Bahrain’s central bank said it has placed two Iran-linked companies, Future Bank and Iran Insurance Co, into administration to protect the rights of depositors and policyholders.
In a brief statement, the central bank did not elaborate on why it took the action or give any information about the two companies.
It said it wished “to reassure both the local and international financial community that this measure is an isolated incident and will not impact any other bank or insurance company in the Kingdom.
“Indeed Bahrain’s banking and insurance sectors remain sound, well-capitalised, well-regulated and continue to develop and grow with confidence.”
Calls to the two companies offices in Bahrain on Thursday evening were not answered.
Future Bank, based in Manama, is a commercial bank which was founded in 2004 as a joint venture between two Iranian banks – Bank Saderat and Bank Melli – and Bahrain’s Ahli United Bank , according to its website.
Its assets totalled BD597.2 million ($1.58 billion) last year, when it made a profit of BD17.9 million, according to its latest financial statement.
Iran Insurance Co is the Bahrain branch of an Iranian government-owned insurer, according to its website, which said the parent company had a network of branches in Iran and paid-up capital of $236 million.

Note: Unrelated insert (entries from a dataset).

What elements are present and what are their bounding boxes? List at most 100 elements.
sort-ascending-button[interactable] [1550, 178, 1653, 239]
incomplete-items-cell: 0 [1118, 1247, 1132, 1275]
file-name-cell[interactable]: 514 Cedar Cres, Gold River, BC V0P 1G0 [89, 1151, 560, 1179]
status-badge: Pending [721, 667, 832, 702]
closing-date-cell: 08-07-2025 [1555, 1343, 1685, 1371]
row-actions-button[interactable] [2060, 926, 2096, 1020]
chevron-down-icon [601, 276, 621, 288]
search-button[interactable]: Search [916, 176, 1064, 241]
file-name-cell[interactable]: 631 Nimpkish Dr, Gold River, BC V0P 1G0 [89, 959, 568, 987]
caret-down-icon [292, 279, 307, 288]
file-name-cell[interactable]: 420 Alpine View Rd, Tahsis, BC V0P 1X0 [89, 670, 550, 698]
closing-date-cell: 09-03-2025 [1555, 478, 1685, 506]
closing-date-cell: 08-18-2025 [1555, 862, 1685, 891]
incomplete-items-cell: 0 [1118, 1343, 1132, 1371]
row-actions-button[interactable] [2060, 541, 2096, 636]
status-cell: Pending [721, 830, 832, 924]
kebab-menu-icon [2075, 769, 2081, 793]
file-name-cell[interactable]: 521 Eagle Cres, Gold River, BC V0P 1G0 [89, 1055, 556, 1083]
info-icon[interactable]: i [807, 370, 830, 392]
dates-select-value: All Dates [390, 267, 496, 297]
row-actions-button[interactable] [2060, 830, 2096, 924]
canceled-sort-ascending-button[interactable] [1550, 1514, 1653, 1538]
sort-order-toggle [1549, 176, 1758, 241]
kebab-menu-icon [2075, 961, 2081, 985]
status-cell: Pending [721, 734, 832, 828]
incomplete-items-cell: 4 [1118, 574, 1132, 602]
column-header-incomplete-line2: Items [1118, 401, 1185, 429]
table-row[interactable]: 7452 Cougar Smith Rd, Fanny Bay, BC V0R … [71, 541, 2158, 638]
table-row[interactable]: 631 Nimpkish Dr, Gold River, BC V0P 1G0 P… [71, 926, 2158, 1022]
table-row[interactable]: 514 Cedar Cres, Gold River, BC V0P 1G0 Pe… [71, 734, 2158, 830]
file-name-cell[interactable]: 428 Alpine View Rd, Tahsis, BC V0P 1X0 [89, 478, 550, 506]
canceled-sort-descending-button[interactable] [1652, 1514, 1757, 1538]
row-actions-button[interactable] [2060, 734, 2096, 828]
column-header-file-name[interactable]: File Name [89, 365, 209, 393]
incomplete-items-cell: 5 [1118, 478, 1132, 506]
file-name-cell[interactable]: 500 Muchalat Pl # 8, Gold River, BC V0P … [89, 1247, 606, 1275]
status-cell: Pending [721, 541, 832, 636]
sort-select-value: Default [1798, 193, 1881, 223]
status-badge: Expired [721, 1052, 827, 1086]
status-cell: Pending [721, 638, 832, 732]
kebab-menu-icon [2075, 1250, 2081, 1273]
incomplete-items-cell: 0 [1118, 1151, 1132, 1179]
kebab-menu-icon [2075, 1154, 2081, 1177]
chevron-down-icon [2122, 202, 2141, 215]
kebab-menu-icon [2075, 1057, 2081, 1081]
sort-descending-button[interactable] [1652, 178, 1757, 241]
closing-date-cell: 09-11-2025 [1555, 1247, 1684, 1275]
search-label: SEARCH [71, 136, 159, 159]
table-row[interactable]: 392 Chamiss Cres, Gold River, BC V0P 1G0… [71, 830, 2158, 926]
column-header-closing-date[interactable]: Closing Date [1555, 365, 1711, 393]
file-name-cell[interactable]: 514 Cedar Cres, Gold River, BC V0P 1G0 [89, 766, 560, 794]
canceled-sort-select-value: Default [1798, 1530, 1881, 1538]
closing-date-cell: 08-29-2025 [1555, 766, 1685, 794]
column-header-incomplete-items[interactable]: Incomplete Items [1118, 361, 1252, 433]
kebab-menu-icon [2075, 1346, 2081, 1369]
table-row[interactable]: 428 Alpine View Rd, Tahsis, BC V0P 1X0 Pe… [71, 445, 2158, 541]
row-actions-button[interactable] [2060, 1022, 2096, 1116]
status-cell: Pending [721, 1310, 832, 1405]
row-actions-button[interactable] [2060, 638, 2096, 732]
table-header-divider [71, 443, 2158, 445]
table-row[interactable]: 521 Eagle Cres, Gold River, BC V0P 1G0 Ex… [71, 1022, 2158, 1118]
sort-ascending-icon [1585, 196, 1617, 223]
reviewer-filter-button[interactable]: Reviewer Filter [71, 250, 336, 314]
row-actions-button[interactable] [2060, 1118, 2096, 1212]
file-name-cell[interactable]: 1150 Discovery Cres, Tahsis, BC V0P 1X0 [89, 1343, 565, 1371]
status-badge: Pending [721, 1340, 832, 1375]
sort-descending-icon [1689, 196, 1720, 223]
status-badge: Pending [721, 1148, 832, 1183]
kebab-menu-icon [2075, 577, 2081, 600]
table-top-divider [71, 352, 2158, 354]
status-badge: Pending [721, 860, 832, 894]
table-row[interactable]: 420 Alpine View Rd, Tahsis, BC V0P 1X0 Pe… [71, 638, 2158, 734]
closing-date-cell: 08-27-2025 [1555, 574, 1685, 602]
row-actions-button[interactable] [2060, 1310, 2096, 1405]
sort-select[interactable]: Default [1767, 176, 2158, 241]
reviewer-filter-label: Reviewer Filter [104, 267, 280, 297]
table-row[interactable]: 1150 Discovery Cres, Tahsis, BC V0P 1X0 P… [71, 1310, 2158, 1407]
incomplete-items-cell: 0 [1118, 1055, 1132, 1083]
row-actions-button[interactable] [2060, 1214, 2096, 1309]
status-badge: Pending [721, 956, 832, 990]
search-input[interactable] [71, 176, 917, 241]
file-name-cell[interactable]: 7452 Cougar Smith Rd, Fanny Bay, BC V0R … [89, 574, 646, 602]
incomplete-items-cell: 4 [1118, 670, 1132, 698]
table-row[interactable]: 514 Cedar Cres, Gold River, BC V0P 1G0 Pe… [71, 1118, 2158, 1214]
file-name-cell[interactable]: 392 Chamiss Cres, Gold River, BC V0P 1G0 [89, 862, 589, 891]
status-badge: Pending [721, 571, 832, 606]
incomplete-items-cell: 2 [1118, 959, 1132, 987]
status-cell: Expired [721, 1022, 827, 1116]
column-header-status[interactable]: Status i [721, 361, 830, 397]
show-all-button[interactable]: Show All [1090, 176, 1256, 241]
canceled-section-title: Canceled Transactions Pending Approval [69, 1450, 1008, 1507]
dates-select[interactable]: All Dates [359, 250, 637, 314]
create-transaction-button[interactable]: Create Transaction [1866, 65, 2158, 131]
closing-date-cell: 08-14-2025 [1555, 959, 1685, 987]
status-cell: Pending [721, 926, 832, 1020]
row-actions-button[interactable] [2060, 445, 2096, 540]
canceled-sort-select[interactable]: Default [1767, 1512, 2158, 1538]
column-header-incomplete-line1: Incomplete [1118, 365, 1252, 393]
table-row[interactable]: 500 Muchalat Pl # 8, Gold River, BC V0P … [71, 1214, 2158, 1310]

In the last three years, Iranian institutions have largely been frozen out of the global financial system by international sanctions imposed over Iran’s disputed nuclear programme. It was not immediately known whether the action against the two companies in Bahrain was related to the sanctions.
Bahrain has been caught up in a region-wide tussle for influence between Sunni Muslim Saudi Arabia and Shi’ite Iran. Bahraini authorities have blamed Shi’ite groups for social unrest and accused them of having links to Iran.
The Bahraini banking system has been hurt by the unrest and by low oil prices; bank lending to the private sector has been shrinking. In an effort to strengthen the banking industry, the central bank has been encouraging mergers and consolidation for several years.
Bahrain’s central bank governor Rasheed al-Maraj said in February there were too many banks in Bahrain, saying: “I need to see stronger and bigger banks.”